Ministers have not yet set any time frame for when the measure could be in place, if at all.
“Sweetened beverages should not be taxed as consumption remains very low/ They only account for 6.5% of the total calories consumed by residents of big cities in Indonesia,” said Triyono Prijosoesilo, referring to industry estimates that per-capita soft drinks stands at 2.4ml per day.
Up to 120,000 industry workers would stand to lose their jobs if a sugar tax were introduced, outweighing any health gains from the proposal, he added.
Research by the University of Indonesia’s Institute for Economic and Social Research suggests that an excise tax would raise IDR590bn (US$42m) annually.
Yet the same study also predicts it would lead to 64.9% drop in demand for soft drinks, leading to a net annual loss of around IDR673bn.

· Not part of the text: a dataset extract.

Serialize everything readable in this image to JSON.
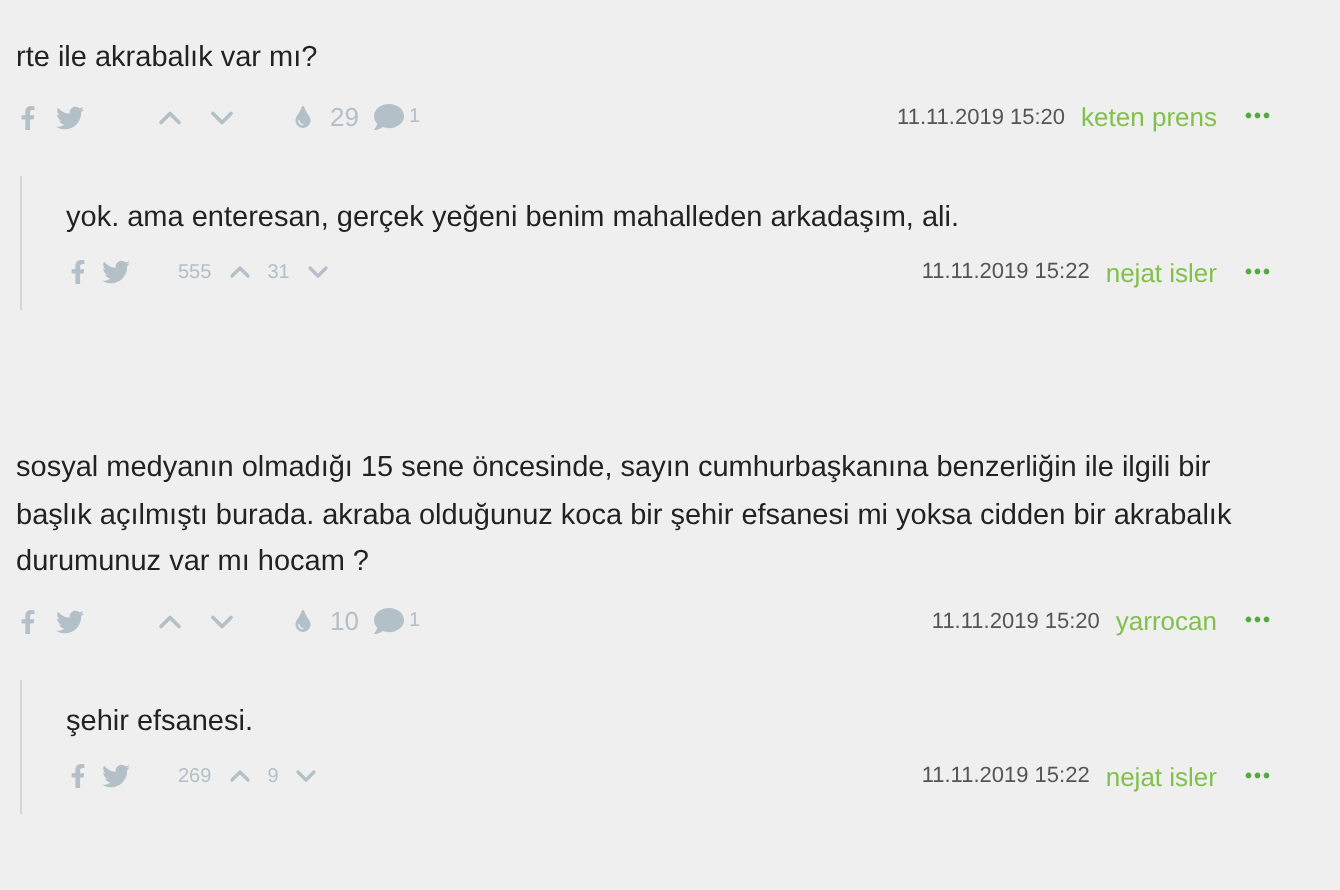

“There is no reason from health or fiscal perspectives [to introduce the tax],” said Adhi Lukman, chairman of the Indonesian Food and Beverage Association.
“In the end, we’ll only become a market. Indonesia will no longer be attractive as a production base.”
Beverage companies are wrestling with an economic slowdown in Southeast Asia’s biggest economy, where their industry was until recently seen as a growth market.
Among them, Australia’s Coca-Cola Amatil, has seen slowing volume growth in the first-half of this year despite having earlier reaffirmed a US$500m investment in the country.
The tax, which could make soft drinks eligible for an excise list of high-bracket tax items comprising tobacco and alcohol, “could be crippling for an industry that’s just getting started’, Martin Gil, head of Coca-Cola Indonesia, told The Australian.
A previous attempt to tax sweetened beverages failed in 2004 after it cripple manufacturers and resulted in job losses.
At US$6bn, Indonesia’s soft drinks industry is relatively small, especially for a market of 250m people, according to Euromonitor International.